Au bord des mots, lectures sur un rocher

Pichi Pichi Pitch – La Mélodie des sirènes, tome 1

Pink Hanamori (dessin). Michiko Yokote (scénariste). Kayo Chassaigne-Nishino, Sébastien Kimbergt (traduction). 2003 (VO), 2010 (VF), 192 p. Kurokawa (Shojo). Manga – Fantasy – Romance. 6, 60€.

Lucia Nanami, la princesse sirène du Pacifique Nord, arrive sur terre avec son pingouin Hippo pour récupérer la perle rose. Lucia l’a jadis confiée à un jeune garçon, après l’avoir sauvé de la noyade. Il lui faut être prudente, car un démon nommé Gackt, tente de capturer les princesses sirènes et de voler leurs perles. Lucia fait ainsi la connaissance de Hanon et Lina, deux autres princesses qui ont fui leur royaume pour échapper à Gackt. Ensemble, elles sont prêtes à tout pour lutter contre le démon marin…

Une mignonne histoire de sirènes que j’ai trouvée très proche de Sailor Moon. Un côté espiègle dans les dessins, avec les très grands yeux, le menton en pointe, la bouche en triangle ou presque. Et le pingouin est trop adorable !

Lucie est une petite sirène qui cherche sa perle (dont elle a besoin pour devenir adulte). Lorsqu’elle est en contact avec l’eau, elle retrouve sa queue de poisson. Elle est tombée amoureuse  dans les mêmes circonstances qu’Ariel en sauvant un jeune garçon, pas un prince, juste un surfeur. C’est donc un peu dangereux qu’elle aille à sa compétition, risquant de se transformer. Elles sont donc des élues et doivent chercher d’autres princesses. Obstacle classique du shojo à la relation amoureuse : une sirène ne peut pas faire son coming out à un humain sous peine de se changer en écume, donc elle ne peut rien dire à son copain.

J’ai trouvé très drôle la transformation en super héroïne grâce à la perle. Les catch phrases sont assez kitsch (« Si je chante, c’est pour transmettre à tous mon amour … et si les perles brillent tant, c’est pour éclairer l’océan. »).
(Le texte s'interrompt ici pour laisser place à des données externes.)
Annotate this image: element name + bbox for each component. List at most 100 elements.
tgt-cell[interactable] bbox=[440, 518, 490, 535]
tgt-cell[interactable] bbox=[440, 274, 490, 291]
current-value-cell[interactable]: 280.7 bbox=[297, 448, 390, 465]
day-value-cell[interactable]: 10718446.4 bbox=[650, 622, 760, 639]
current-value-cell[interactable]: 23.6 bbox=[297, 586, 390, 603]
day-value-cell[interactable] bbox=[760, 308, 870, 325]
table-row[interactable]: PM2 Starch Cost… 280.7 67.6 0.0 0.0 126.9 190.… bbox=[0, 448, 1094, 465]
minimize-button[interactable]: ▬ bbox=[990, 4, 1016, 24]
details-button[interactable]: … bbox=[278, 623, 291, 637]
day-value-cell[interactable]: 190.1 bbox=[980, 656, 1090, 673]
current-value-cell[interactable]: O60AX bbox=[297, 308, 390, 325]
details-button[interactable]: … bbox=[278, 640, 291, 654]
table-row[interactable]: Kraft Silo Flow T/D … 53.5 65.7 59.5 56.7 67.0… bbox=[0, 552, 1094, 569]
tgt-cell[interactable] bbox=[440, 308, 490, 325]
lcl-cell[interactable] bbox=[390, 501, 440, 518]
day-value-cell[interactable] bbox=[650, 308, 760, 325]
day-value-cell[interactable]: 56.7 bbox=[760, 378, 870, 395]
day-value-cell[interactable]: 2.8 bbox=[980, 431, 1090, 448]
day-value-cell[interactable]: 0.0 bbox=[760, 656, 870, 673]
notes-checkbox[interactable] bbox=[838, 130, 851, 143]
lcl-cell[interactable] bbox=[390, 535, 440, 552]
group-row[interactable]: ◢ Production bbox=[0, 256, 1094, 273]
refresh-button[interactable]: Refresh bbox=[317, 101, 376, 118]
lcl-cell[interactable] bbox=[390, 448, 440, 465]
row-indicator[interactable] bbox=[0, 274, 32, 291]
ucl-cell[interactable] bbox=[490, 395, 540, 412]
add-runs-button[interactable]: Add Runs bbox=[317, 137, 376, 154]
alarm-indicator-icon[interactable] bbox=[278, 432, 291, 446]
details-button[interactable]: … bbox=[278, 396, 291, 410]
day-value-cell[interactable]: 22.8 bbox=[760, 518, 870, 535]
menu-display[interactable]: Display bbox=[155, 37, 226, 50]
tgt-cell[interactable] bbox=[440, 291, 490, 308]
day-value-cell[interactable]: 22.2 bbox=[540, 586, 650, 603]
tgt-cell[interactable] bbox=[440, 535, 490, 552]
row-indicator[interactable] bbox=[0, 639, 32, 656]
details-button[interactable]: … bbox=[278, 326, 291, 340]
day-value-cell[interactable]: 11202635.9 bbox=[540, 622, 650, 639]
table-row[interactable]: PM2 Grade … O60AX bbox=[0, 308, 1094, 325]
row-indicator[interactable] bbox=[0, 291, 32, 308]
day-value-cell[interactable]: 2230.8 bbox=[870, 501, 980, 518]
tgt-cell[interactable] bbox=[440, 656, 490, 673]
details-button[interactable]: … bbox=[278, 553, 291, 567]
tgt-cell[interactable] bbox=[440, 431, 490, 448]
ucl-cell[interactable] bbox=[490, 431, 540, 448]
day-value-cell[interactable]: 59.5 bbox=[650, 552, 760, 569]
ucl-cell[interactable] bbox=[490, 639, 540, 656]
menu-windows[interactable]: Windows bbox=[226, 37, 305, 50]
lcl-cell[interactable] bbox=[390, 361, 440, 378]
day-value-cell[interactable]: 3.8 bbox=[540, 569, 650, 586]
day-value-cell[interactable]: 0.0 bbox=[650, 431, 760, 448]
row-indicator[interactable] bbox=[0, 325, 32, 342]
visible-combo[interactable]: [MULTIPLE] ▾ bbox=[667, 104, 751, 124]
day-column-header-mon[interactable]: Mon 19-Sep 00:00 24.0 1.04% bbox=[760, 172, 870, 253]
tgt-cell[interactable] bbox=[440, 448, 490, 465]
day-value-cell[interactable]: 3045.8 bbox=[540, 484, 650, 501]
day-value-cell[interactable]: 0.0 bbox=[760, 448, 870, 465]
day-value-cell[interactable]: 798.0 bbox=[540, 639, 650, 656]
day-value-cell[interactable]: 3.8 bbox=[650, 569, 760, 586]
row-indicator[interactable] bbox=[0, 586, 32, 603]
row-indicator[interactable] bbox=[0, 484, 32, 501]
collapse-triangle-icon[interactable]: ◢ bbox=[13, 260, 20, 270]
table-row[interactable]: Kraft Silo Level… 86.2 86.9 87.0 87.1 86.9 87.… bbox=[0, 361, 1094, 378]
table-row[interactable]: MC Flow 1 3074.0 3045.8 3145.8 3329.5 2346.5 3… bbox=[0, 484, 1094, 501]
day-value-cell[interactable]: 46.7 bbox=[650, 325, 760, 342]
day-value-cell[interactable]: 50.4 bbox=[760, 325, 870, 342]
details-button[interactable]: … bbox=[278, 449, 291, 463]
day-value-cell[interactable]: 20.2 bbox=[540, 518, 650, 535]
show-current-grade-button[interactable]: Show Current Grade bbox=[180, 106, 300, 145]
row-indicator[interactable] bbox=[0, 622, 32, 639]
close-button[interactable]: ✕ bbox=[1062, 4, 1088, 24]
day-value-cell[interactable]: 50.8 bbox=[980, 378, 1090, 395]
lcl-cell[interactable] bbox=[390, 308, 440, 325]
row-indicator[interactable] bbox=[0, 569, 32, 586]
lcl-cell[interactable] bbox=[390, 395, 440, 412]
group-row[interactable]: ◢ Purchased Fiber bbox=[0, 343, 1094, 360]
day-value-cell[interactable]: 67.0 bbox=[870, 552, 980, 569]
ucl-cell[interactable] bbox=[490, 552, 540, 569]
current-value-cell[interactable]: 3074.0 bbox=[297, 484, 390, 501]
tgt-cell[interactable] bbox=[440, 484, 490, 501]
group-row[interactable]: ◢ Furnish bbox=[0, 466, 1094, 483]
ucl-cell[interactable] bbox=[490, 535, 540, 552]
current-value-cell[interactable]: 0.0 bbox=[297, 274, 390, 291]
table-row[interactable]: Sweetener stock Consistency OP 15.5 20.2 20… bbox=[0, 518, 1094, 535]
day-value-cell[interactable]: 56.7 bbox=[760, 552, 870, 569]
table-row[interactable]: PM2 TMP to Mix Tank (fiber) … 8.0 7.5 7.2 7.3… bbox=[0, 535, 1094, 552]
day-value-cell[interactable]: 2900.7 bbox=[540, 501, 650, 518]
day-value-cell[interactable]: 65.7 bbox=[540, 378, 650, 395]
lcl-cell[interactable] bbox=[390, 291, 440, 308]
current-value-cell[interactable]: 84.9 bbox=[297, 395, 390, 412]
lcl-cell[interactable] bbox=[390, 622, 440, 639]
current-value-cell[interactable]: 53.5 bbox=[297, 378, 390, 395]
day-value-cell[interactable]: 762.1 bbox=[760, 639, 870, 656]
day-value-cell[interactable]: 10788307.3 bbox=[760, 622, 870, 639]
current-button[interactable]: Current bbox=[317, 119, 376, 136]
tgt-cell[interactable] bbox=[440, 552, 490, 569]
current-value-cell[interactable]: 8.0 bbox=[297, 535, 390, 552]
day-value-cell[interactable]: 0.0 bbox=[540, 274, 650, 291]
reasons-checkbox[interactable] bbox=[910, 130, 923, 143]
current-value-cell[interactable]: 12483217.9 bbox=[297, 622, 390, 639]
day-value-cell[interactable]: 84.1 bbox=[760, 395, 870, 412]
Rina me fait penser à Rei, par son physique, et un peu Mako par son attitude. Elle travaille en prime comme prêtresse shinto (comme Rei !). Le symbole sur le front, même du garçon, fait très Sailor Moon. Le dessin du bad guy est un peu bâclé à côté de celui du héros, je trouve, comme ils se ressemble. C’est pareil pour les autres, à part les héros, en fait, les personnages secondaires sont assez peu travaillés.

J’attends de voir le secret des origine de Kaito, un petit mystère assez bienvenue.

C’est une série choupi, mais un peu kitsch, et (au risque de vous l’apprendre :P), très proche de Sailor Moon.

Nombre de tomes parus : 7 (série finie).